Most Saddlebrook residents are aware the once-prime development they live in is showing signs of age, and has been badly in need of a refresh for years.

However, what new owners Mast Capital have planned for the resort and surrounding community isn’t quite clear, residents argued on Jan. 5 at a Pasco County Planning Commission meeting in New Port Richey.

While Mast Capital’s plans to redevelop Saddlebrook by changing the county’s comprehensive plan and producing a new Master Planned Unit Development (MPUD) managed to pass the planning commission by a 5-2 vote and will eventually require approval by the Board of County Commissioners (BCC), most of the 100 or so opponents that showed up to the nearly four-and-a-half hour meeting left scratching their heads.

The issue for most of them was clarity.

What the plans were clear about was adding apartments, townhomes and more than 100,000 sq. ft. of retail and commercial space outside the gates of the resort, on the undeveloped land along S.R. 54. However, the details were murkier regarding what is actually going to happen inside the gates of Saddlebrook, particularly with the renowned golf courses, tennis courts and resort.

“We were very disappointed,” said JoAnn Barbetta, who along with husband Larry formed the Save Saddlebrook Coalition last month. “I was really surprised that they (the Planning Commission) could move forward to recommend something that seems so lacking in detail.”

Eran Landry, the managing director of Mast Capital, told the Planning Commission members that the resort would receive a significant upgrade “and be much more upscale than what it’s been.” 

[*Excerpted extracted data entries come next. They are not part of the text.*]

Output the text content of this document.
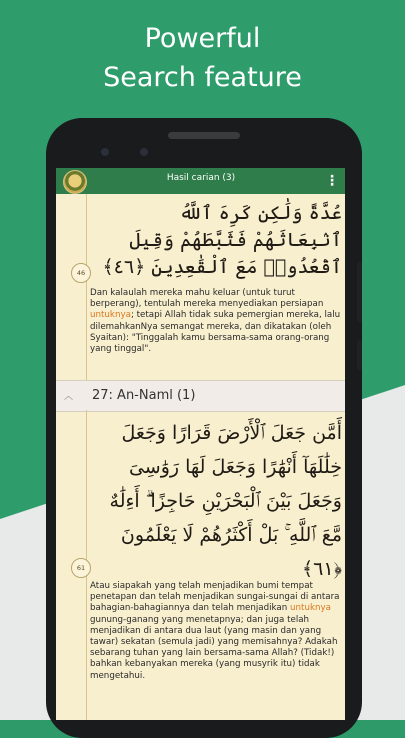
Powerful
Search feature
Hasil carian (3)	⋮
عُدَّةً وَلَٰكِن كَرِهَ ٱللَّهُ ٱنۢبِعَاثَهُمْ فَثَبَّطَهُمْ وَقِيلَ ٱقْعُدُوا۟ مَعَ ٱلْقَٰعِدِينَ ﴿٤٦﴾
46
Dan kalaulah mereka mahu keluar (untuk turut berperang), tentulah mereka menyediakan persiapan untuknya; tetapi Allah tidak suka pemergian mereka, lalu dilemahkanNya semangat mereka, dan dikatakan (oleh Syaitan): "Tinggalah kamu bersama-sama orang-orang yang tinggal".
︿ 27: An-Naml (1)
أَمَّن جَعَلَ ٱلْأَرْضَ قَرَارًا وَجَعَلَ خِلَٰلَهَآ أَنْهَٰرًا وَجَعَلَ لَهَا رَوَٰسِىَ وَجَعَلَ بَيْنَ ٱلْبَحْرَيْنِ حَاجِزًا ۗ أَءِلَٰهٌ مَّعَ ٱللَّهِ ۚ بَلْ أَكْثَرُهُمْ لَا يَعْلَمُونَ ﴿٦١﴾
61
Atau siapakah yang telah menjadikan bumi tempat penetapan dan telah menjadikan sungai-sungai di antara bahagian-bahagiannya dan telah menjadikan untuknya gunung-ganang yang menetapnya; dan juga telah menjadikan di antara dua laut (yang masin dan yang tawar) sekatan (semula jadi) yang memisahnya? Adakah sebarang tuhan yang lain bersama-sama Allah? (Tidak!) bahkan kebanyakan mereka (yang musyrik itu) tidak mengetahui.
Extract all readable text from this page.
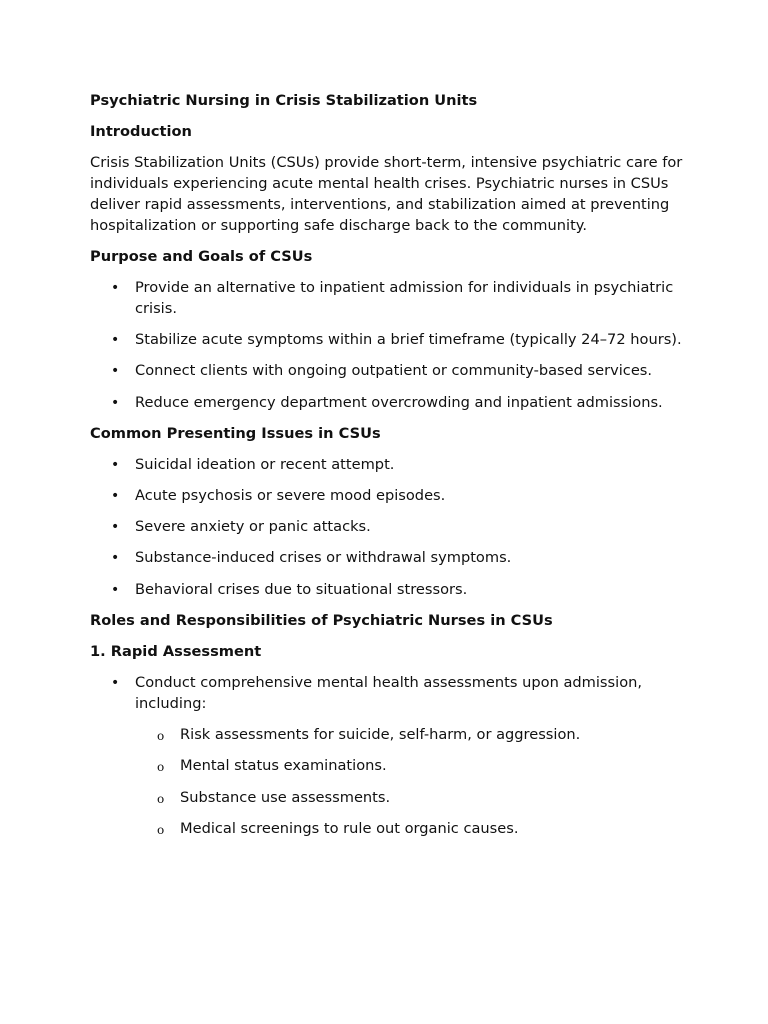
Psychiatric Nursing in Crisis Stabilization Units
Introduction
Crisis Stabilization Units (CSUs) provide short-term, intensive psychiatric care for individuals experiencing acute mental health crises. Psychiatric nurses in CSUs deliver rapid assessments, interventions, and stabilization aimed at preventing hospitalization or supporting safe discharge back to the community.
Purpose and Goals of CSUs
• Provide an alternative to inpatient admission for individuals in psychiatric crisis.
• Stabilize acute symptoms within a brief timeframe (typically 24–72 hours).
• Connect clients with ongoing outpatient or community-based services.
• Reduce emergency department overcrowding and inpatient admissions.
Common Presenting Issues in CSUs
• Suicidal ideation or recent attempt.
• Acute psychosis or severe mood episodes.
• Severe anxiety or panic attacks.
• Substance-induced crises or withdrawal symptoms.
• Behavioral crises due to situational stressors.
Roles and Responsibilities of Psychiatric Nurses in CSUs
1. Rapid Assessment
• Conduct comprehensive mental health assessments upon admission, including:
o Risk assessments for suicide, self-harm, or aggression.
o Mental status examinations.
o Substance use assessments.
o Medical screenings to rule out organic causes.
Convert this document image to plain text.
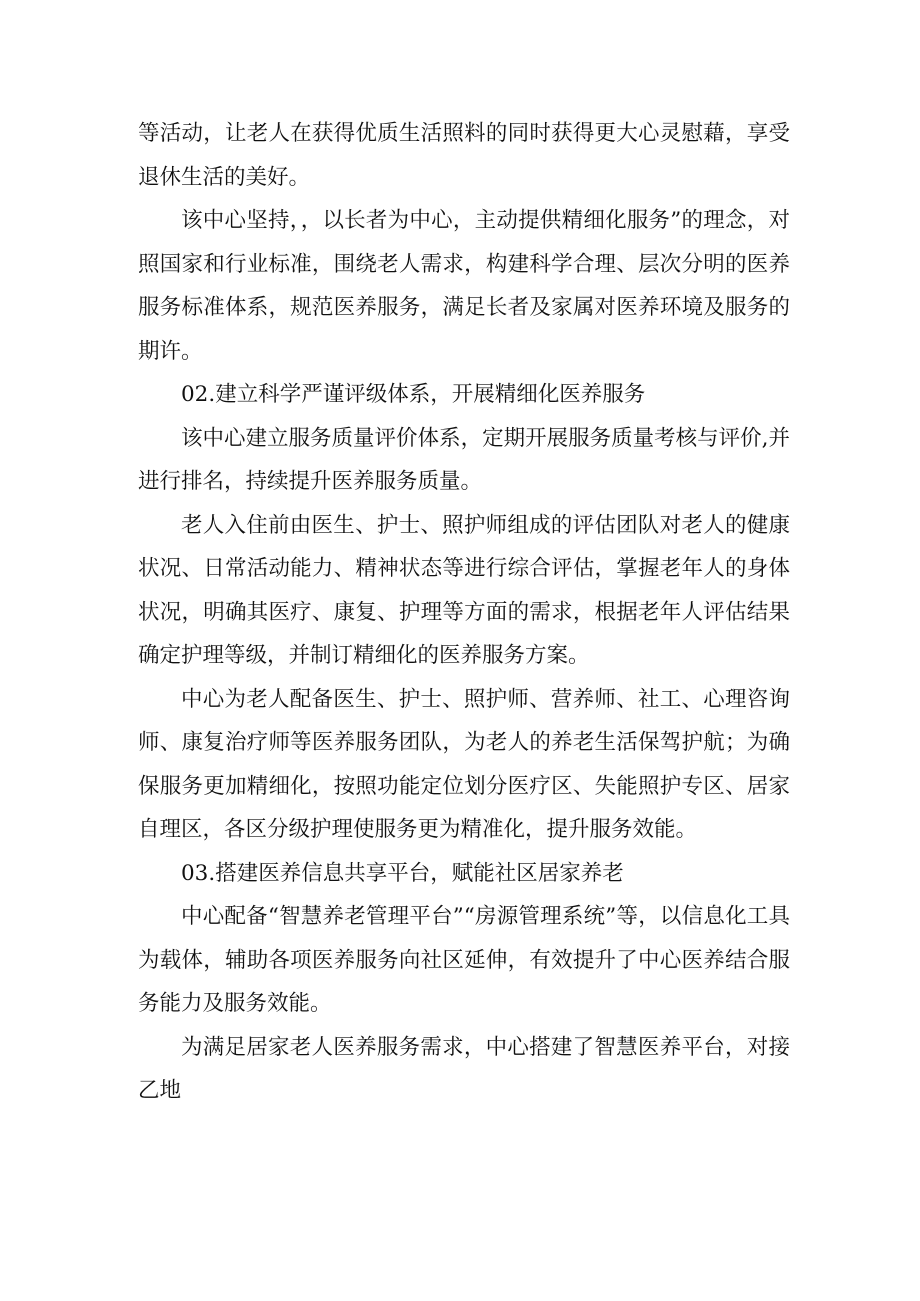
等活动，让老人在获得优质生活照料的同时获得更大心灵慰藉，享受退休生活的美好。

该中心坚持，，以长者为中心，主动提供精细化服务”的理念，对照国家和行业标准，围绕老人需求，构建科学合理、层次分明的医养服务标准体系，规范医养服务，满足长者及家属对医养环境及服务的期许。

02.建立科学严谨评级体系，开展精细化医养服务

该中心建立服务质量评价体系，定期开展服务质量考核与评价,并进行排名，持续提升医养服务质量。

老人入住前由医生、护士、照护师组成的评估团队对老人的健康状况、日常活动能力、精神状态等进行综合评估，掌握老年人的身体状况，明确其医疗、康复、护理等方面的需求，根据老年人评估结果确定护理等级，并制订精细化的医养服务方案。

中心为老人配备医生、护士、照护师、营养师、社工、心理咨询师、康复治疗师等医养服务团队，为老人的养老生活保驾护航；为确保服务更加精细化，按照功能定位划分医疗区、失能照护专区、居家自理区，各区分级护理使服务更为精准化，提升服务效能。

03.搭建医养信息共享平台，赋能社区居家养老

中心配备“智慧养老管理平台”“房源管理系统”等，以信息化工具为载体，辅助各项医养服务向社区延伸，有效提升了中心医养结合服务能力及服务效能。

为满足居家老人医养服务需求，中心搭建了智慧医养平台，对接乙地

Plans include 5,000 sq. ft. of retail, a new 12,000-sq.-ft. clubhouse, renovated restaurants, new outdoor amenities, improved dorms and additional parking. 

Landry mentioned ice cream shops, splash pads and a more family-friendly environment, upgrading the “underwhelming” pool and improving resort rooms “that just aren’t competitive” in today’s market.

But, the plans for the two Arnold Palmer-designed golf courses and driving range (which is currently located near the entrance of the resort and serves as the training center for Saddlebrook’s golf academy) riled opponents. 

“We love nature and it hurts my heart when developers come in and mow down every tree to get every dollar out of every inch of land,” resident Jacqueline May said. “That’s why we bought in Saddlebrook.”

While Mast’s original plans to add 60 single-family homes and 100 townhomes over one of the golf courses were scrapped, Landry said the 36 total golf holes would be reconfigured to 27 holes, and the driving range would be relocated.

He did not say who was going to redesign the newly configured golf course, saying Mast was in talks with the late Arnold Palmer’s design company and another golf course designer, and did not say where the driving range would be moved.

Also, there were questions over what would fill any space remaining in the aftermath of reducing the number of holes, and how that would affect home owners who bought their homes for the golf course views.

Jacqueline May, a teacher at Pasco-Hernando State College, held back tears as she told the Planning Commission members that her and her husband’s home was their retirement nest egg, and that they purchased it because of the view and the natural beauty surrounding  it.

“We love nature and it hurts my heart when developers come in and mow down every tree to get every dollar out of every inch of land,” she said. “That’s why we bought in Saddlebrook.”

There also was no mention by Landry about whether or not there were any plans for the tennis courts in the same area. Saddlebrook has notably been the training ground for professional tennis stars like Martina Hingis, John Isner, Jennifer Capriati, Jim Courier and many others.

Changes Along S.R. 54

Plans for the two outer parcels were clearer. 

Mostly west of the main entrance at Saddlebrook Way on S.R. 54, a 35-acre parcel will include 75,000 sq. ft. of commercial, 465 apartments and 35 townhomes. An additional road, the long-rumored Vision Rd. which is eventually supposed to connect to both Wiregrass Ranch Blvd. and Bruce B. Downs Blvd., will be built to accommodate additional traffic in and out of the new development.

Justina Gale of Florida Design Consultants told the Planning Commission this area would become a true mixed-use integrated and multi-story project, with retail on the bottom and offices above it, with the apartments further back off S.R. 54. It will include trails, neighborhood parks, plazas and will “create a sense of place.”

An additional 19-acre parcel further west will include another 25,000 sq. ft. of commercial as well as 120 townhomes.

Opponents cited traffic as a concern — there is only one way in and out of Saddlebrook, which they say will create traffic jams. They also said replacing the green space along the resort’s entrance with apartments and restaurants was incompatible with the nature theme the resort has cultivated for more than 40 years.

“Saddlebrook is a gem and needs to be treated that way,” JoAnn Barbetta said. “Growth and development is a part of our life and I understand that. But, there comes a time when we need to take a pause, step back and ask whether we want to completely alter the character of a beloved, historic community like Saddlebrook.”

The Planning Commission had concerns with the lack of detail in the plans, as well as a few errors and omissions. Chief assistant county attorney David Goldstein, who did not have a vote, questioned whether that lack of detail “would put the Board in a bad spot.”

Planning commission member Jon Moody was the most outspoken against approving the plans. He had originally flagged them when they hadn’t been seen by residents and somehow ended up on a consent agenda, which recommends approval without debate, leading to the Jan. 5 meeting where residents could hear about and finally see the plans and voice their concerns.

“I will tell you I would not feel comfortable today denying this application,” Moody said. “But I would feel more comfortable if it were brought back to us with more detail at a later date.”

Planning Commission chair Charles Grey sympathized with the concerned residents, especially those who fear losing the golf course views they paid a premium for decades ago, but also told them they needed to understand that, “if you don’t do something, your beautiful development is going to die.” 

He voted against forwarding the plans to the BCC, but urged the residents to work with Mast.

After some consternation, the Planning Commission moved the plans forward, with a hopeful request that more details are provided will be by Mast Capital in the proposed MPUD before the BCC has its say next month.